I learned an interesting word on the Internet a couple of years ago: kayfabe.

It’s a carney term, transplanted in later years to professional wrestling. It means to always keep up the illusion, and never allow a moment’s candor to reveal it’s all an act.

Pro wrestlers who’ve been out of the business for years will still swear it was all real: the grudges, the death cage matches, the ‘loser leaves town’ matches. Until WWF owner Vince McMahon decided to blow kayfabe all to hell, rare was the pro wrestler who would admit anything about the business was less than completely genuine.

(An aside: what the hell was John Stossel thinking when he confronted pro wrestler ‘Dr. D’ Schulz and asked him to admit he was a fake? What did Stossel think the guy would do — scuff his toe on the floor and say, “Aw, gawrsh, Mister Stossel. Ya got me red-handed”? Or maybe he would blame his producer.

Of course the guy beat the crap out of him. I would’ve probably done the same thing.)

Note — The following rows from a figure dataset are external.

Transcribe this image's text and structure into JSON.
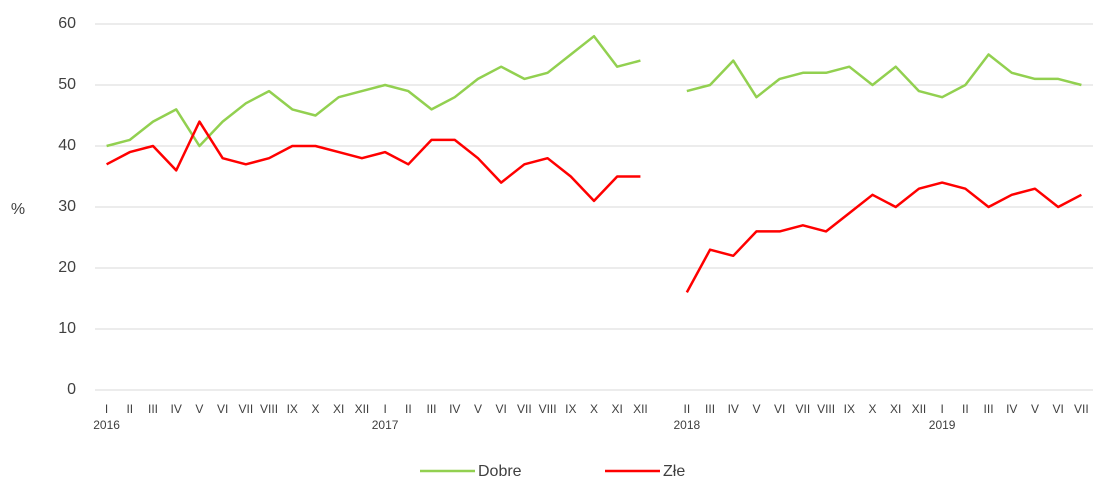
{
  "chart_data": {
    "type": "line",
    "y_label": "%",
    "categories": [
      "I",
      "II",
      "III",
      "IV",
      "V",
      "VI",
      "VII",
      "VIII",
      "IX",
      "X",
      "XI",
      "XII",
      "I",
      "II",
      "III",
      "IV",
      "V",
      "VI",
      "VII",
      "VIII",
      "IX",
      "X",
      "XI",
      "XII",
      null,
      "II",
      "III",
      "IV",
      "V",
      "VI",
      "VII",
      "VIII",
      "IX",
      "X",
      "XI",
      "XII",
      "I",
      "II",
      "III",
      "IV",
      "V",
      "VI",
      "VII"
    ],
    "year_labels": [
      "2016",
      null,
      null,
      null,
      null,
      null,
      null,
      null,
      null,
      null,
      null,
      null,
      "2017",
      null,
      null,
      null,
      null,
      null,
      null,
      null,
      null,
      null,
      null,
      null,
      null,
      "2018",
      null,
      null,
      null,
      null,
      null,
      null,
      null,
      null,
      null,
      null,
      "2019",
      null,
      null,
      null,
      null,
      null,
      null
    ],
    "series": [
      {
        "name": "Dobre",
        "color": "#92d050",
        "values": [
          40,
          41,
          44,
          46,
          40,
          44,
          47,
          49,
          46,
          45,
          48,
          49,
          50,
          49,
          46,
          48,
          51,
          53,
          51,
          52,
          55,
          58,
          53,
          54,
          null,
          49,
          50,
          54,
          48,
          51,
          52,
          52,
          53,
          50,
          53,
          49,
          48,
          50,
          55,
          52,
          51,
          51,
          50
        ]
      },
      {
        "name": "Złe",
        "color": "#ff0000",
        "values": [
          37,
          39,
          40,
          36,
          44,
          38,
          37,
          38,
          40,
          40,
          39,
          38,
          39,
          37,
          41,
          41,
          38,
          34,
          37,
          38,
          35,
          31,
          35,
          35,
          null,
          16,
          23,
          22,
          26,
          26,
          27,
          26,
          29,
          32,
          30,
          33,
          34,
          33,
          30,
          32,
          33,
          30,
          32
        ]
      }
    ],
    "ylim": [
      0,
      60
    ],
    "yticks": [
      0,
      10,
      20,
      30,
      40,
      50,
      60
    ],
    "grid": true,
    "legend": "bottom"
  }
}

McMahon may be willing to blow his own cover, but television news still sticks to its illusions. Sometimes, it’s forgotten they are illusions. I’ve known news directors who genuinely believed their anchors were covering a half-dozen stories a week, just because they saw promos saying they did — even though they hadn’t seen the anchors themselves set foot out of the newsroom in six or seven years.

As a friend of mine, still in the business, once said: “They lie to the viewers, they lie to us, they lie to each other, they lie to themselves. And they’ve been lying for so long, they’ve forgotten what the truth was to start with.”

These essays and anecdotes are a form of ‘breaking kayfabe.’ Those of you currently, or formerly, in the business will see little or nothing that surprises you. As for the rest of you, if it’s too tough to bear, maybe there’s a Seinfeld rerun on somewhere.